In ship breaking areas various refuse and disposable materials are discharged and spilled from scrapped ships and often get mixed with the sand. The scraps from ships are staked haphazardly on sea shore, leaving behind an accumulation of metal fragments and rust (particularly iron) in soil. These together with extensive human and mechanical activities often go on as matter of routine work resulting in the beach soil losing its binding properties and this accelerates the amount of shore erosion and increase the turbidity of sea water and sediments in the area.

Ship breaking activities contaminate the coastal soil and sea water environment mainly through discharge of ammonia, burned oil spillage, floatable grease balls, metal rust (iron) and various other disposable refuse materials together with high turbidity of sea water. The high PH of the seawater and soil observed may be due to addition of ammonia, oils and lubricants. High turbidity of water can cause a decrease in the concentration of Dissolved Oxygen (DO) and substantially increase Biological Oxygen Demand (BOD). Furthermore, oil spilling may cause serious damage by reduction of light intensity, inhibiting the exchange of oxygen and carbon dioxide across the air-sea water interface, and by acute toxicity. As a result the growth and abundance of marine organisms especially plankton and fishes may seriously be affected. Indiscriminate expansion of ship breaking activities poses a real threat to the coastal inter-tidal zone and its habitat. According to locals, sea fishes have almost vanished in the area.

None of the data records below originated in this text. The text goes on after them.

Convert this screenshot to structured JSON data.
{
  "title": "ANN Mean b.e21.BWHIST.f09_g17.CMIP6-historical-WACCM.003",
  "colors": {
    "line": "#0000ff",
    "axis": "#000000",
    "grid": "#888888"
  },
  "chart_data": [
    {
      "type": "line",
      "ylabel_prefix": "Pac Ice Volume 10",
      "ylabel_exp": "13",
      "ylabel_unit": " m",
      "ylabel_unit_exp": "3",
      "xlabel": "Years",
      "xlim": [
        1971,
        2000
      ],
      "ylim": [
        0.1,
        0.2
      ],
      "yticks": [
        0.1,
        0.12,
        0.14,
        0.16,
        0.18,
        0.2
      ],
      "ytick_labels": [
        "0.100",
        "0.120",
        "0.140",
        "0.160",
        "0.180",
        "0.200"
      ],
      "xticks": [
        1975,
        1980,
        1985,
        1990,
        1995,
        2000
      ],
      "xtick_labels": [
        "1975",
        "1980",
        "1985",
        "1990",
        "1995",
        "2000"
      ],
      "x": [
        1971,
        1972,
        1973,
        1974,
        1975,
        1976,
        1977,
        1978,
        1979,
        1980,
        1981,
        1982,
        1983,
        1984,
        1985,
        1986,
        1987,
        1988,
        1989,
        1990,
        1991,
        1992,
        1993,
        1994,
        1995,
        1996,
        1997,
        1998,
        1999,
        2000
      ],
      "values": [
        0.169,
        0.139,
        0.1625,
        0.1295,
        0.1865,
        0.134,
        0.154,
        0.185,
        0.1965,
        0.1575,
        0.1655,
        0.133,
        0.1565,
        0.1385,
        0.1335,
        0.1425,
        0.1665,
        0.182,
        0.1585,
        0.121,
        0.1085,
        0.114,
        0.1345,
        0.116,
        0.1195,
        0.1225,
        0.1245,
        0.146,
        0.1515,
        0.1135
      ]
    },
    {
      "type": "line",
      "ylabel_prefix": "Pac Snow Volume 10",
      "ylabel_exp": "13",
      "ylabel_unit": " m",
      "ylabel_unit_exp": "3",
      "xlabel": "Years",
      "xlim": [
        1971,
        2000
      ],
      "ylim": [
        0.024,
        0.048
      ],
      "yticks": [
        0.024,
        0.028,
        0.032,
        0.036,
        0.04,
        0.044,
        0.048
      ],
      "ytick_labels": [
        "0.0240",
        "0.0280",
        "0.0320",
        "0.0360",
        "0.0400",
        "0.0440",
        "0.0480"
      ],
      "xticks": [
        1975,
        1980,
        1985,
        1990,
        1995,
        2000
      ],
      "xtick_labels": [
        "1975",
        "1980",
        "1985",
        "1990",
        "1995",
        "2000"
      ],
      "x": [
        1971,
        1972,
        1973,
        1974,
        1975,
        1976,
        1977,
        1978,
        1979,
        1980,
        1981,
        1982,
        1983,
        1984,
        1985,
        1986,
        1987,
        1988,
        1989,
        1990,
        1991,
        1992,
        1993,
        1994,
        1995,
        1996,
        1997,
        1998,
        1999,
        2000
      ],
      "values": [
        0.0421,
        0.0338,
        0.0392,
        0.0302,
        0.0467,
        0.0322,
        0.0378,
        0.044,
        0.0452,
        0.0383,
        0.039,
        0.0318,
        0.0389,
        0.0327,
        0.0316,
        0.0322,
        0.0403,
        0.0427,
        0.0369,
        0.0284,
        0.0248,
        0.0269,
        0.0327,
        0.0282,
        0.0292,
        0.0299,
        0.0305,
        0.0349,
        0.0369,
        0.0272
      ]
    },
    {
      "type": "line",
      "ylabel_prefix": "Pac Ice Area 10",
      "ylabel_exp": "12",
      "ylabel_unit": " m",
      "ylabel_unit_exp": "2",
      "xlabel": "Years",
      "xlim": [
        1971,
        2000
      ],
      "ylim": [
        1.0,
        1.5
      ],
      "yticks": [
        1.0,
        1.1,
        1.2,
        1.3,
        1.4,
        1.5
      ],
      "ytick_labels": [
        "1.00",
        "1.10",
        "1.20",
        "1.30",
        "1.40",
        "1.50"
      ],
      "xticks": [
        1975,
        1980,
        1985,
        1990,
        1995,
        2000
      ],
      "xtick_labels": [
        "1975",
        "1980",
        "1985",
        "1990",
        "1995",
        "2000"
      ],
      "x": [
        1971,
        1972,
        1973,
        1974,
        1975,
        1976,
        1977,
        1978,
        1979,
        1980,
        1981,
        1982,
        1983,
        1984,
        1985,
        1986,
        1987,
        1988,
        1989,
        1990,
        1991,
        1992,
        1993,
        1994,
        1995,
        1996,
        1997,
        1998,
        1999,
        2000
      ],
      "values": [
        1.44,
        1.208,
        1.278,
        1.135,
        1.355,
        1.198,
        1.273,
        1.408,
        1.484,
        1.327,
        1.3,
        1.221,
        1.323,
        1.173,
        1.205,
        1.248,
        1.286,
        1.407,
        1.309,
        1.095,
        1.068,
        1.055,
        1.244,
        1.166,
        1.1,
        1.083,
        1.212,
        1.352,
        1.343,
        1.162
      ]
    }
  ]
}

According to Bangladesh Institute of Labour Studies (BILS), 89 workers were killed and 85+ others injured in past five years. Of them, 23 workers were killed and 30+ others injured and 10 remained missing in 2019 (till December 15). In 2018, the number of fatality was 13 and the number of injured was10. In 2017, the death toll was 19 and 25 were injured. In 2016, 18 were killed and 09 others injured. In 2015, 16 workers were killed and 10 others injured.

In 2010, BILS established an Occupational Health and Safety (OHS) House at Bhatiary, Sitakund. It has conducted awareness raising sessions where around 1,900 workers were made aware about the issue.

A 14-member Bangladesh Ship Recycling Board (BSRB) to be led by an Additional Secretary of the Ministry of Industries will be formed to enforce a national policy and legislation adopted by the government to improve the OHS standards in ship breaking yards.